The government was particularly incensed by the reports of a massacre in the village of Ngarbuh on 14 February, in which the security forces and allied militia were accused of killing at least 21 civilians. The UN demanded an impartial inquiry into the incident.
Rights groups and aid organisations have all denied Nji’s accusations.
“The statement is just a new chapter of the government smear campaign against [Human Rights Watch], other human rights organisations, human rights activists, and journalists,” Lewis Mudge, Central Africa Director for HRW, told TNH.
“The government is trying to jeopardise our work and tarnish our image,” Traore said. “They don’t want external eyes there to see what is happening.”
Funding woes
A persistent lack of funding has also hamstrung the humanitarian response. Donors have provided just over 40 percent of Cameroon’s aid appeal, but in the Northwest and Southwest regions, the figure is far lower – just 18 percent of the budget has been financed.

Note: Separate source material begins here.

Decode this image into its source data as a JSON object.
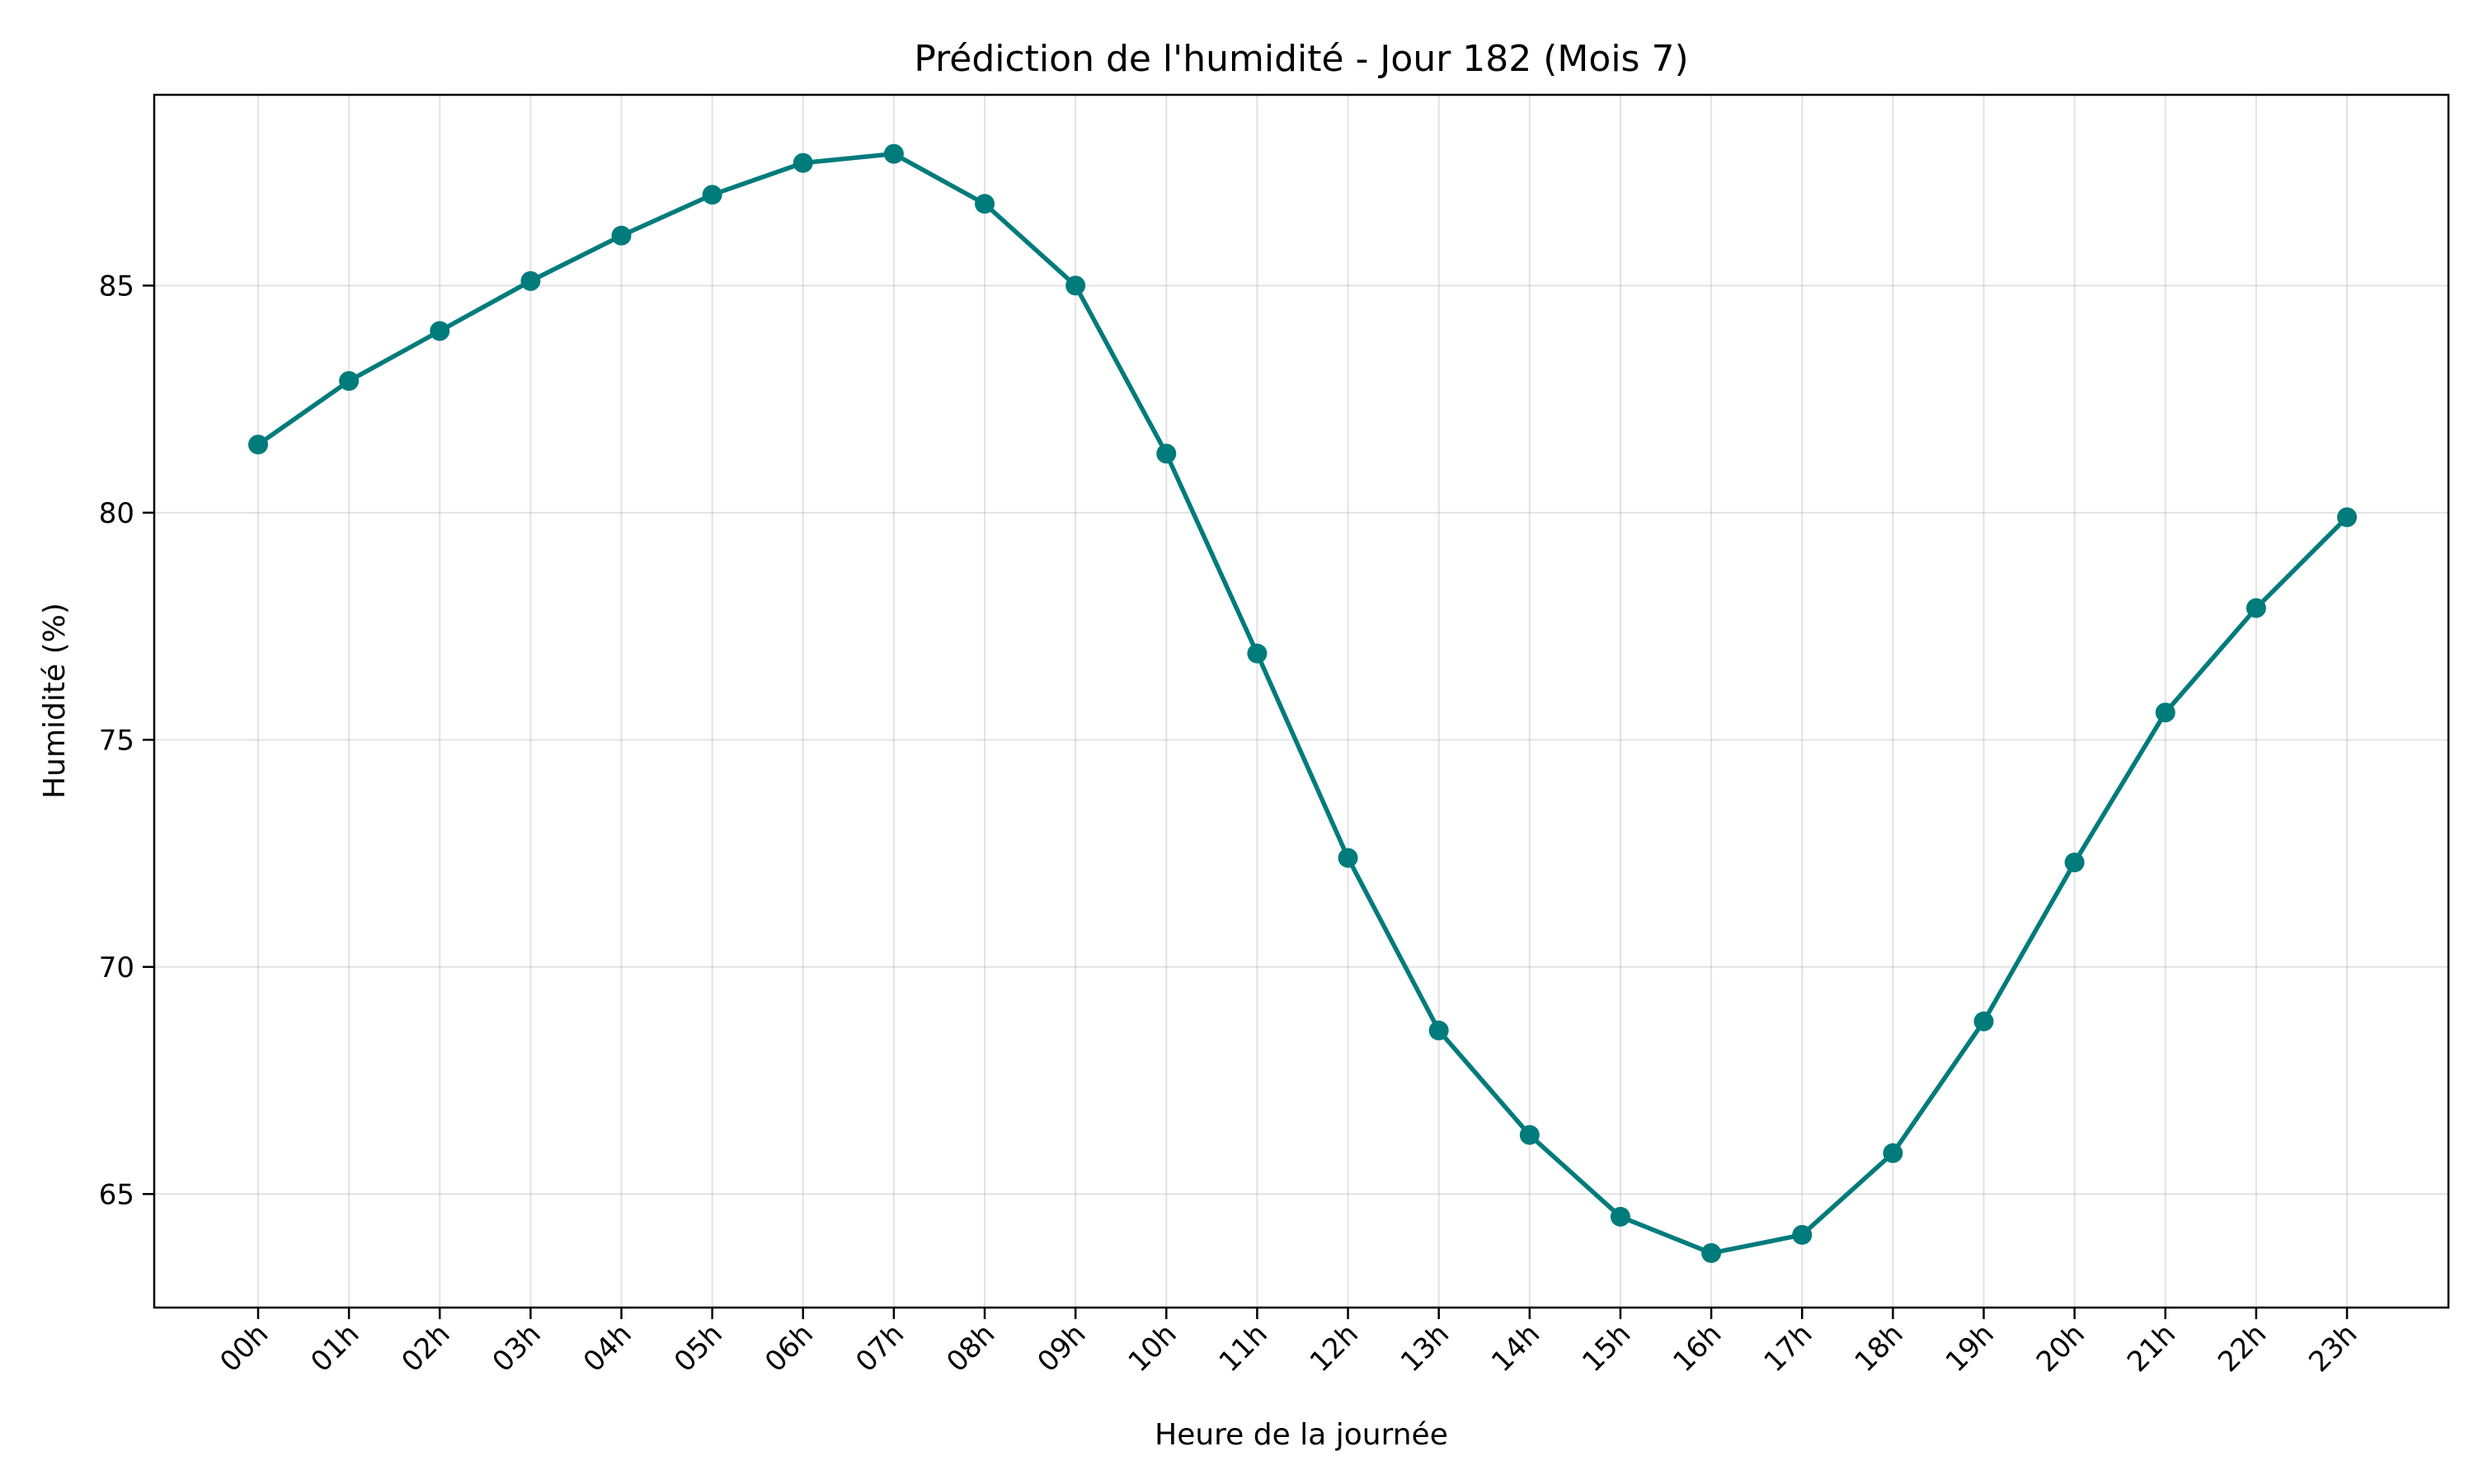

As a consequence, the UN has only “limited capacity to respond timely to increasing needs,” said Traore.
A high staff turnover also means the UN has struggled to build trust with communities and representatives of both sides of the conflict, noted an OCHA official, who asked to remain anonymous.
Another UN staff member was more critical. “This situation is unique because [this UN operation] is not very functional”, the person said, referring to the UN’s inability to provide assistance to the majority of those in need. “The UN’s reputation is plummeting. There is a failure to deliver.”
As the conflict widens in 2020, the UN predicts its funding needs will rise. Local and international aid groups are working to build capacity, especially in the troubled Northwest region, but it is an uphill struggle, they say.
“It is not a good situation,” one local aid worker told TNH. “It is not looking good for us.”